Bjørn Otto Bragstad

Personal information
- Full name: Bjørn Otto Bragstad
- Date of birth: 5 January 1971 (age 55)
- Place of birth: Trondheim, Norway
- Height: 1.94 m (6 ft 4 in)
- Position: Central defender

Youth career
- Utleira
- Rosenborg

Senior career*
- Years: Team / Apps / (Gls)
- 1989–2000: Rosenborg / 195 / (26)
- 2000–2002: Derby County / 12 / (0)
- 2001: → Birmingham City (loan) / 3 / (0)
- 2002–2004: SW Bregenz / 41 / (2)
- Total:  / 251 / (28)

International career
- 1999–2000: Norway / 15 / (0)

= Bjørn Otto Bragstad =

Norwegian footballer (born 1971)

Bjørn Otto Bragstad (born 5 January 1971) is a Norwegian former professional footballer who played as a central defender.

==Club career==
Bragstad came through the youth ranks at Rosenborg before making his senior debut in the 1989 season. He scored 26 goals in 194 matches for them. In 2000, he joined English team Derby. Playing just 12 league matches, and scoring twice in a League Cup tie against West Bromwich Albion, he failed to make a significant impact at the club and went on loan to Birmingham where he would only play three matches the following season.

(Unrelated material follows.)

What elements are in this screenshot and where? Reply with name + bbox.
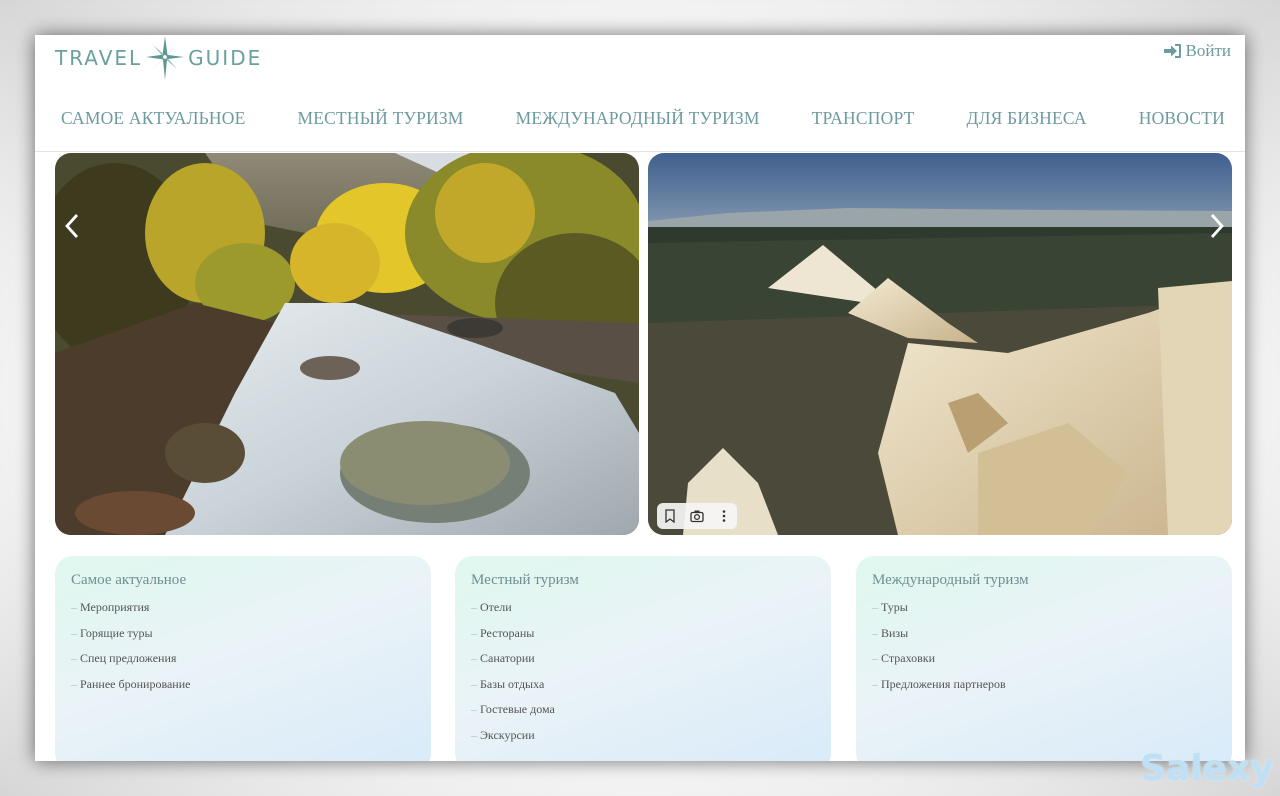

He eventually departed Derby halfway through the 2002–03 season. He spent the rest of his career in Austria with Bregenz before retiring in the summer of 2004.

==International career==
He made his debut for Norway in a January 1999 friendly match against Israel and was capped 15 times. His last international match was an August 2000 friendly against Finland. Bragstad was a squad player at the Euro 2000 and played in all three matches for Norway.

==Honours==
Rosenborg BK
- Norwegian top division: 1990, 1992, 1993, 1994, 1995, 1997, 1998, 1999, 2000
- Norwegian Cup: 1992, 1995, 1999

==Personal life==
He is the father of Emilie Bragstad.